In an unsecure cluster, all callers to HDFS, YARN and other services are trusted to be who they say they are. In a secure cluster, services need to authenticate callers. That means some information must be passed with remote IPC/REST calls to declare a caller's identity and authenticate that identity
Does an (authenticated) user have the permissions to perform the desired request?
This isn't handled by Keberos: this is Hadoop-side, and is generally done in various ways across systems. HDFS has file and directory permissions, with the user+group model now extended to ACLs. YARN allows job queues to be restricted to different users and groups, so restricting the memory & CPU limits of those users. When cluster node labels are used to differentiate parts of the cluster (e.g. servers with more RAM, GPUs or other features), then the queues can be used to restrict access to specific sets of nodes.
Similarly, HBase and Accumulo have their users and permissions, while Hive uses the permissions of the source files as its primary access control mechanism.
These various mechanisms are all a bit disjoint, hence the emergence of tools to work across the entire stack for a unified view, Apache Ranger being one example.
Can data be intercepted on disk or over the wire?
Encrytion of Persistent Data.
HDFS now supports at rest encryption; the data is encrypted while stored on disk.
Before rushing to encrypt all the data, consider that it isn't a magic solution to security: the authentication and authorisation comes first. Encryption adds a new problem, secure key management, as well as the inevitable performance overhead. It also complicates some aspects of HDFS use.
Data stored in HDFS by applications is implicitly encrypted. However, applications like Hive have had to be reworked to ensure that when making queries across encrypted datasets, temporary data files are also stored in the same encryption zone, to stop the intermediate data being stored unencrypted. And of course, analytics code running in the servers may also intentionally or unintentionally persist the sensitive data in an unencrypted form: the local filesystem, OS swap space and even OS hibernate-time memory snapshots need to be managed.
Before rushing to enable persistent data encryption, then, you need to consider: what is the goal here?
What at-REST encryption does deliver is better guarantees that data stored in hard disks is not recoverable —at least on the HDFS side. However, as OS-level data can persist, (strongly) wiping HDDs prior to disposal is still going to be necessary to guarantee destruction of the data.
Auditing and Governance
Authenticated and Authorized users should not just be able to perform actions or read and write data —this should all be logged in Audit Logs so that if there is ever a need to see which files a user accessed, or what individual made specific requests of a service —that information is available. Audit logs should be
Separate log categories from normal processing logs, so log configurations can store them in separate locations, with different persistence policies.

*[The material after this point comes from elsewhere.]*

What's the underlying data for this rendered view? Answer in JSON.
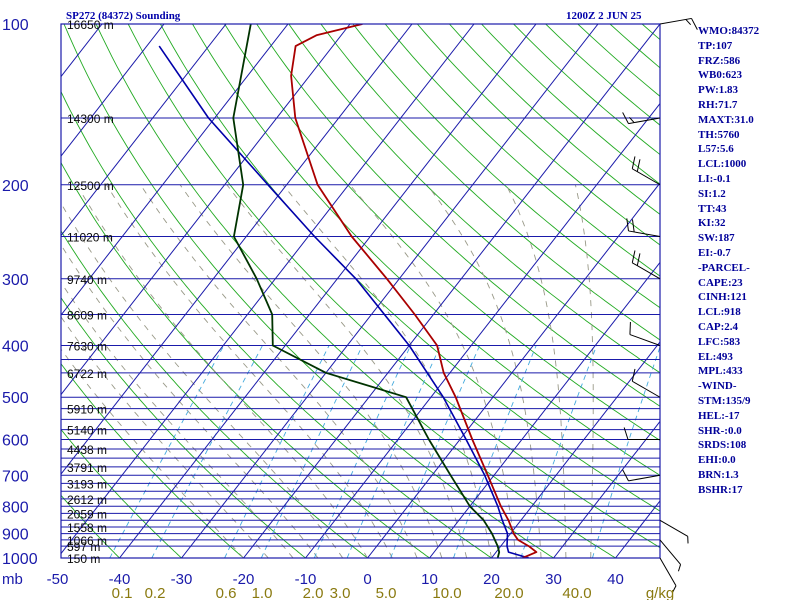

Machine Parseable. This allows the audit logs themselves to be analyzed. This does not just have to be for security reasons; Spotify have disclosed that they run analysis over their HDFS audit logs to identify which files are most popular (and hence should have their replication factor increased), and which do not get used more then 7 days after their creation —and hence can be automatically deleted as part of a workflow.